DNA Isolation and Extraction Techniques

These flashcards cover key concepts related to the isolation and extraction of DNA and RNA, as described in the lecture notes.

Why do we isolate nucleic acids?

To diagnose infections, diseases, for oncology, paternity testing, as well as for research, agriculture, environment, and forensic analysis.

What is lysis in the context of nucleic acid extraction?

The process of breaking the cell wall and membrane to release nucleic acids for analysis.

What is the ideal condition for isolating nucleic acids?

Nucleic acids should be free of contamination from proteins, carbohydrates, lipids, and other nucleic acids.

What is a common method for degrading cell walls in bacteria or fungi?

Mechanical grinding, mixing, or using enzyme products that digest cell walls.

What is the purpose of a centrifuge in DNA extraction?

To separate components based on density, allowing for the collection of white blood cells containing DNA.

What component is used to precipitate proteins during DNA extraction?

Ammonium acetate, which is added to a solution containing proteins to separate them from DNA.

What is the purpose of isopropanol in DNA extraction?

To precipitate DNA from solution after it has been isolated.

How is the purity of extracted DNA assessed?

By measuring the A260/A280 ratio, with pure DNA ideally around 1.8 to 2.0.

What is the purpose of RNase-free areas in RNA extraction?

To prevent contamination that could degrade the fragile RNA.

What does Reverse Transcriptase PCR accomplish?

It converts RNA into complementary DNA (cDNA) before conducting PCR, allowing the analysis of RNA expression and detecting RNA viruses.

What is the significance of Taq polymerase in PCR?

It is a thermostable enzyme used for DNA amplification, allowing the PCR process to endure high temperatures.

What does the amplification program in PCR consist of?

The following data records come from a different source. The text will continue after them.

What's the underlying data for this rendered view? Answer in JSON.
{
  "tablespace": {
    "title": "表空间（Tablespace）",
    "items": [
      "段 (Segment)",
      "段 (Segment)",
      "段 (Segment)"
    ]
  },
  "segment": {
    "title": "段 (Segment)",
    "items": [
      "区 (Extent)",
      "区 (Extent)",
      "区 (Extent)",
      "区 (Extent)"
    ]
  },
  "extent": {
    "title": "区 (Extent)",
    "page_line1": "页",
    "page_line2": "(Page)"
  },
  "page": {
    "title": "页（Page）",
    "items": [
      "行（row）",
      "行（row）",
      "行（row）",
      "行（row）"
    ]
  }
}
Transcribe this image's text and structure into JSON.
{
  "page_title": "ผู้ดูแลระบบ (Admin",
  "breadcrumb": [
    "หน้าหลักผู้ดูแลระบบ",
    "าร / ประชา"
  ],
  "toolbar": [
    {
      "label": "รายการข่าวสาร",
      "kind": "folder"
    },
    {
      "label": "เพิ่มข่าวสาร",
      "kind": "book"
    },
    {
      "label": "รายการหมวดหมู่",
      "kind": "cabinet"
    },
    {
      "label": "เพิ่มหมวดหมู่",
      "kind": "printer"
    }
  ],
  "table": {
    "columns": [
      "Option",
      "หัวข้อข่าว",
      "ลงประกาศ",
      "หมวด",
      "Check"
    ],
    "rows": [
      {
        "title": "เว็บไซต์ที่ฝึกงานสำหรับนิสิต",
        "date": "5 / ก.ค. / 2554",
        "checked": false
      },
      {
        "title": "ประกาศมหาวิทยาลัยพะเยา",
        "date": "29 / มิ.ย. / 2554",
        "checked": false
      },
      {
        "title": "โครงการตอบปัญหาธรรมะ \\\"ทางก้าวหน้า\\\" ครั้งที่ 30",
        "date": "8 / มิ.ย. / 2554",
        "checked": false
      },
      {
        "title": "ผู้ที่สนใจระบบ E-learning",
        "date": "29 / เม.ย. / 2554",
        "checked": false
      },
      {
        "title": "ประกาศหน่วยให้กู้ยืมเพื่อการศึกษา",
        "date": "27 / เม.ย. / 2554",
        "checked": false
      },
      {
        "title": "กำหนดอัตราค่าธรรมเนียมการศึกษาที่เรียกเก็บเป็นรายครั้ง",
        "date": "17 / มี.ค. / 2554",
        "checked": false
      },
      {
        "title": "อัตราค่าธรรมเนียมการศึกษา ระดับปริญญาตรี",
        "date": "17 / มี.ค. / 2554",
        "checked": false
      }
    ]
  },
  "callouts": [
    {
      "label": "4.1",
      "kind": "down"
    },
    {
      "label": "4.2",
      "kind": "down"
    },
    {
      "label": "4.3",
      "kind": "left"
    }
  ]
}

A series of cycles including denaturation, annealing, and extension to amplify the target DNA.

What is the difference between qualitative and quantitative PCR?

Qualitative PCR detects the presence of DNA, while quantitative PCR measures the amount of DNA produced during the reaction.

What is Gel electrophoresis used for?

To assess the quality and size of DNA fragments.

What is the main risk associated with PCR?

Contamination, leading to false results or amplification of non-target sequences.